Genes in each category (Figure 4C) were separately subjected to GO enrichment analysis (Table 2 and Supplementary Table 2). For the whole Unigene set (SR_24712), the most enriched GO terms were related to basic biology processes, including ‘DNA integration,’ ‘RNA-dependent DNA replication,’ and ‘translation.’ The GO enrichment results for inter-individual category (SR_22538) were similar to those for SR_24712, except they also included ‘translation elongation’ (GO: 0006414, p = 0.04). The GO term, ‘DNA recombination’ (GO: 0006310) was enriched for NM-specific category (SR_1534, p = 0.02) and not for any of the other categories. Interestingly, the GO term, ‘thylakoid membrane organization’ (GO: 0010027), was found in the enrichment results of SPT-specific category (SR_9278) and SR_24712, suggesting genes in SR_6614 were largely responsible for this annotation (p = 0.03). SR_14777 included only genes containing inter-individual SNPs (Figure 4C) and was enriched for seven GO terms, including ‘response to misfolded protein’ (GO: 0051788) and ‘response to cold’ (GO: 0009409). Of note, the GO term ‘embryo development ending in seed dormancy’ (GO: 0009793) was also enriched in categories SR_24712, SR_22538, and SR_14777.


TABLE 2. Gene ontology enrichment results of SR_24712 and SR_14777 categories.

Candidate Genes Relevant to Heat Tolerance and Agronomic Traits

To isolate candidate genes for heat tolerance and agronomic traits, an all-against-all blast approach was conducted (described in Zhao et al., 2014) between the assembled sand rice Unigenes and the Arabidopsis protein database, resulting in the identification of 10,512 pairs of reciprocal best hits (RBHs) (Figure 6 and Supplementary Table 3). A Literature survey identified 64 heat shock proteins (HSPs), 21 HSFs, 366 flowering-, 59 seed size-, and 21 architecture-related genes in Arabidopsis (Finka et al., 2011; Scharf et al., 2012; Kesavan et al., 2013; Xiao et al., 2013; Dong and Wang, 2015; Li and Li, 2015, 2016; Teichmann and Muhr, 2015) and 31 HSPs, 11 HSFs, 100 flowering-, 28 seed size-, and 11 architecture-related genes had RBHs in the sand rice transcriptome, with mean sequence identities ranging from 50.88 to 64.09% (Figure 6 and Supplementary Table 3). Notably, only two Hsf1A sequences were identified in sand rice. Coincidently, the DA1 was missing from sand rice, while DAR1 was present. These lines of evidence imply that the gene families encoding these proteins may not have undergone expansion during sand rice speciation (Zhao et al., 2014). Furthermore, 41 genes with clear functions in the domestication of crop plants, including teosinte branched 1 in maize (Doebley et al., 1997), ring-type E3 ubiquitin ligase in rice (GW2; Song et al., 2007), non-brittle rachis 1 and 2 in barley (Pourkheirandish et al., 2015), tannin1 in sorghum (Wu et al., 2012), were blasted against the sand rice Unigene set, resulting in the identification of 39 RBHs with an average sequence identity of 53.78% (Figure 5 and Supplementary Table 3). By comparison with SR_24712 category, 30 HSPs, 11 HSFs, 96 flowering-, 26 seed size-, 11 architecture-, and 32 domestication-related genes containing at least one type of SNPs, were identified (Supplementary Table 3).
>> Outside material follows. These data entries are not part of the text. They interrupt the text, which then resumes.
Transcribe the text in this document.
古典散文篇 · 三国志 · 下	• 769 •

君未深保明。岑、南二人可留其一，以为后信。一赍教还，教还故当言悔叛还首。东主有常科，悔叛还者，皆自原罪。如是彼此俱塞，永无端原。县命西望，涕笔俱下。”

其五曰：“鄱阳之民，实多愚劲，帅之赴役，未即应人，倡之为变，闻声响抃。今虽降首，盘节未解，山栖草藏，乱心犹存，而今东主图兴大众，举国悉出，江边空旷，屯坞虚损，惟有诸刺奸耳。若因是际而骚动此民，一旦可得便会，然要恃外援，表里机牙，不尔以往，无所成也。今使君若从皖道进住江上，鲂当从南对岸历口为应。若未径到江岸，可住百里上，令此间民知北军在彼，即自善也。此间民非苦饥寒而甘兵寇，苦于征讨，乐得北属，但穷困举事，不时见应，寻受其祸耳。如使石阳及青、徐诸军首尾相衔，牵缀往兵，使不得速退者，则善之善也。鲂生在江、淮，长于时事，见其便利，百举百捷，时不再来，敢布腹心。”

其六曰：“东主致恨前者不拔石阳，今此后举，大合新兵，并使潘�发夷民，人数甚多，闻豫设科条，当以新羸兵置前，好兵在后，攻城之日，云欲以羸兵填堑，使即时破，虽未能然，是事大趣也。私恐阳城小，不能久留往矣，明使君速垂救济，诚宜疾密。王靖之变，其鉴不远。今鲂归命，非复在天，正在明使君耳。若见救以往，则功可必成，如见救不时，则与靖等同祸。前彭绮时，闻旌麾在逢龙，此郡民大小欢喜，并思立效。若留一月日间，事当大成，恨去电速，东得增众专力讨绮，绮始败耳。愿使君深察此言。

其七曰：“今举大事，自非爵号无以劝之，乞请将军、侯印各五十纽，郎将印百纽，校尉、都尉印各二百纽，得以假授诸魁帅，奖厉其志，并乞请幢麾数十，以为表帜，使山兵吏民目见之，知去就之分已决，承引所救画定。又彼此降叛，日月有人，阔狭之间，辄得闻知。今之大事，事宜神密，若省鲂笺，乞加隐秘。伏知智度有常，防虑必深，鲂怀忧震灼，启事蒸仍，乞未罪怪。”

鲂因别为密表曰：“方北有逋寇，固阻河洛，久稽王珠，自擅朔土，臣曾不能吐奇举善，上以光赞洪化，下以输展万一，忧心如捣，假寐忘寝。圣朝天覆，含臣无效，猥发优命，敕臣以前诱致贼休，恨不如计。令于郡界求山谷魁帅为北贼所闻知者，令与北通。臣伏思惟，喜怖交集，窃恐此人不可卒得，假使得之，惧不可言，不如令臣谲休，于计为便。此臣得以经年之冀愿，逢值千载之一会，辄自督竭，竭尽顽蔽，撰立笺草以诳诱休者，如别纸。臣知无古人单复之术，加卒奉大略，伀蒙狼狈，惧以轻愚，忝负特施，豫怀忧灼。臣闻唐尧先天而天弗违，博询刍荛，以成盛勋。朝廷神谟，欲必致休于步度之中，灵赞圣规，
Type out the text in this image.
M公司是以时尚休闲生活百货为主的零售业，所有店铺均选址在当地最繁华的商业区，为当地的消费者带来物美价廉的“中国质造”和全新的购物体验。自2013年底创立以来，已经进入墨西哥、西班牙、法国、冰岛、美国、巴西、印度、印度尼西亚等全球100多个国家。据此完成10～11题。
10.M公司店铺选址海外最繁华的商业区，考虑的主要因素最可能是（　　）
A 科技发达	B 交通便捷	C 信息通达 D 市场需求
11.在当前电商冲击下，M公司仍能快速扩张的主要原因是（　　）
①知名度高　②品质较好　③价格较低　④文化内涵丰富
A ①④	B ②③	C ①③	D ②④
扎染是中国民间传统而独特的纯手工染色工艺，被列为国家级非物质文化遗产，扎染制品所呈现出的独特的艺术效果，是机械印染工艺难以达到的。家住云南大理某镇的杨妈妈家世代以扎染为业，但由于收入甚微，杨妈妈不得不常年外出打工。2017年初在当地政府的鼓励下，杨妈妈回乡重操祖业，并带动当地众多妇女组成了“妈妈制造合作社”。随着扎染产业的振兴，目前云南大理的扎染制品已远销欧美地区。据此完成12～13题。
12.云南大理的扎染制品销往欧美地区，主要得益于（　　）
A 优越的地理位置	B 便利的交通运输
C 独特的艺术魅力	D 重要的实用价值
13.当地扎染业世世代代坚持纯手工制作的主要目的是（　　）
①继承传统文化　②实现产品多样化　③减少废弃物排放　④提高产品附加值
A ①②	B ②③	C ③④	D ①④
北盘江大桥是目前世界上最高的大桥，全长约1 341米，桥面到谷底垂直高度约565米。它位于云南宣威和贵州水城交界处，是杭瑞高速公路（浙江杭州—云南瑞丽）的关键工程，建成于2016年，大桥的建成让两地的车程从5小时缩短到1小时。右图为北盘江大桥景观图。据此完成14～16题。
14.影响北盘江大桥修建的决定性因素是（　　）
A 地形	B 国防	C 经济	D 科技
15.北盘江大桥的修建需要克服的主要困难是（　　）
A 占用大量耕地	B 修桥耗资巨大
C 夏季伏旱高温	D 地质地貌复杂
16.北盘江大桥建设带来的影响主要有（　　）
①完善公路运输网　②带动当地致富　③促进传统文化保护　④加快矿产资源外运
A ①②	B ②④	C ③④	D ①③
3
FIGURE 6. Boxplot of sequence identity values for total reciprocal best hits (RBHs), heat-shock transcription factor (HSF), heat shock protein (HSP), seed size, flowering, architecture, and domestication proteins between Arabidopsis and sand rice.

Genetic Diversity of HsfA1d, DAR1, LHY, and ELF3 in Natural Populations

Phylogeographic analysis has revealed that sand rice originated from the Gurbantunggut desert and then dispersed into the central desert region and eastern sandy lands in China (Qian et al., 2016). In this study, 10 natural populations (Figure 7) from the Gurbantunggut desert (FK), Kumutage desert (DH), Qinghai-Tibetan Plateau (QHH and YJ), central deserts (M4, MQ, SPT, JB, DLSH), and eastern sandy regions (NM), were used to investigate the genetic diversity of four candidate genes. Six genotypes in each population were sequenced and the successful genotypes for each gene ranged from 51 to 54 (Table 3). The HsfA1d gene was conserved in nine populations, with a single transversion SNP (T/A) leading to an amino acid change (Glutamate/Aspartate) detected in NM population (Figure 8). Alignment based on the RBH results demonstrated that this SNP was located between the regions encoding the transactivation domain (AHA) and the nuclear export signal (NES) at the C terminus of Arabidopsis HsfA1d. For the seed size gene DAR1, an intron (125 bp) was included in the PCR products and population sequencing identified a single transversion SNP (G/C), specific to the NM population. This synonymous SNP encoded an amino acid located between the LIM and the LIM-associated C-terminal domains (Supplementary Figure 4). Similarly, an 86 bp intron was included in the LHY amplicons and four SNPs were obtained from across the 10 sand rice populations, of which three were transitions (T/C, C/T, and T/C) and one was a transversion (A/T) leading to an amino acid change (Glutamine/Histidine; Supplementary Figure 5). Two transition SNPs were detected in the ELF3 gene. One SNP (G/A) was NM-specific and synonymous, while the other (C/T) was observed in five of six genotypes in the JB population and encode an Alanine to Valine amino acid substitution (Supplementary Figure 6). The aligned sequences for each gene were further subjected to analysis of nucleotide and haplotype diversity using DnaSP. Consistent with the numbers of SNP, nucleotide diversity values for all three genes were very low, ranging from 0.00032 (HsfA1d) to 0.00118 (LHY), while haplotype diversity ranged from 0.208 (HsfA1d) to 0.352 (ELF3).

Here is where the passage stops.